Master Chief and Mario could have been such good friends.
In a recent interview with gamesindustry, co-creator of the Original Xbox, Seamus Blackley, and Oddworld Inhabitants’ president Lorne Lanning revealed some of the early details and considerations that went on behind-the-scenes before the release of Microsoft’s first step into the console gaming world.
“In the early days of Xbox, especially before we had figured out how to get greenlit for the project as a pure game console, everybody and their brother who saw the new project starting tried to come in and say it should be free, say it should be forced to run Windows after some period of time,” Blackley said.
While giving away the first Xbox away for clearly didn’t pan out, neither did a lot of other ideas that came up in the early days of development. The team considered Xbox becoming an entertainment box by making it a movie player, or even going as far as solely letting it play Microsoft games.
“Just name it, name a bad idea and it was something we had to deal with,” Blackley said.
Perhaps one of the most intriguing premises Blackley revealed in the interview was the team’s short-lived idea to directly eliminate some competition and offer Nintendo and team Mario a huge amount of cash to buy them out.
“At the time, Xbox thought that the core market was going to be casual. They were going to be the casual gamers’ machine. Now, that’s why they approached us because they said ‘we think you’ve got something that competes in that Mario space and we think Mario’s the thing to kill … We see that space. We want that audience.” Lanning said.

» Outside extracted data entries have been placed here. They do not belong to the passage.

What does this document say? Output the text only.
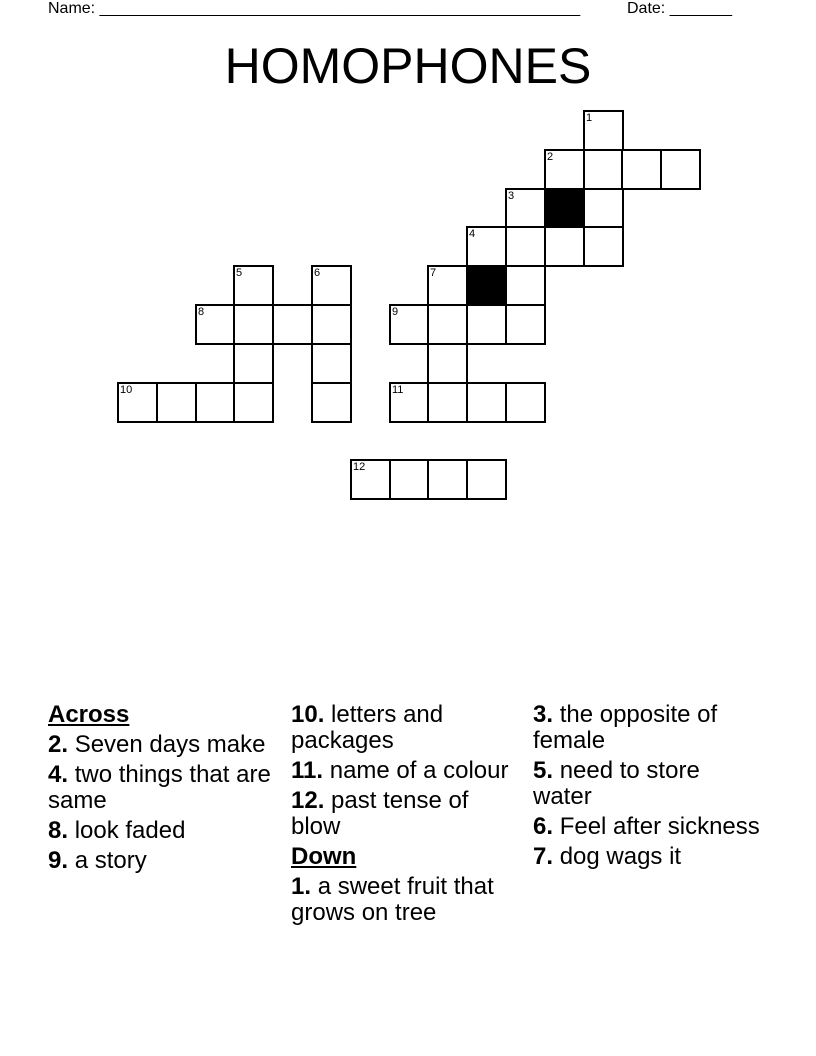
Name: ______________________________________________________	Date: _______
HOMOPHONES
1
2
3
4
5	6	7
8	9
10	11
12
Across
2. Seven days make
4. two things that are same
8. look faded
9. a story
10. letters and packages
11. name of a colour
12. past tense of blow
Down
1. a sweet fruit that grows on tree
3. the opposite of female
5. need to store water
6. Feel after sickness
7. dog wags it
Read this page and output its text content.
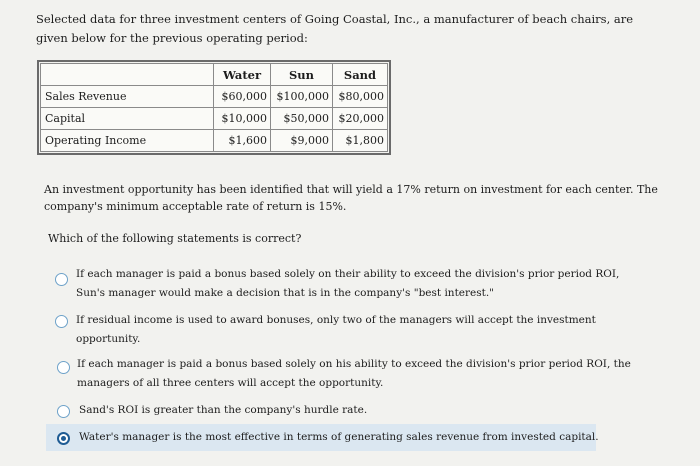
Selected data for three investment centers of Going Coastal, Inc., a manufacturer of beach chairs, are given below for the previous operating period:
	Water	Sun	Sand
Sales Revenue	$60,000	$100,000	$80,000
Capital	$10,000	$50,000	$20,000
Operating Income	$1,600	$9,000	$1,800
An investment opportunity has been identified that will yield a 17% return on investment for each center. The company's minimum acceptable rate of return is 15%.
Which of the following statements is correct?
If each manager is paid a bonus based solely on their ability to exceed the division's prior period ROI,
Sun's manager would make a decision that is in the company's "best interest."
If residual income is used to award bonuses, only two of the managers will accept the investment
opportunity.
If each manager is paid a bonus based solely on his ability to exceed the division's prior period ROI, the
managers of all three centers will accept the opportunity.
Sand's ROI is greater than the company's hurdle rate.
Water's manager is the most effective in terms of generating sales revenue from invested capital.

But the most controversial problem with the original Xbox came from within Microsoft itself, as the team debated how close Xbox was going to associate themselves with the brand.
“You got the brand that everyone resents having to buy, how’s that going to work in the entertainment industry? See, we don’t need your OS in the entertainment industry. We don’t need sh*t from you in the entertainment industry. In fact, if anything you do runs like f*cking Windows, we don’t want anything to do with it, right? That was a very common perception,” Lanning said. “There was a lot of resistance; it was, ‘Microsoft Game Studios? F*ck Microsoft!’ And we went around the world defending them. We said, ‘Look, this is about building better environments for developers so that you can get better games at cheaper prices and developers can stay in business longer’.”
Despite all of the “what-ifs” that sound like they could have happened to the original Xbox, the team seems to have made fairly decent choices, selling over 24 million Xbox units and still remaining in the console business 14 years later today.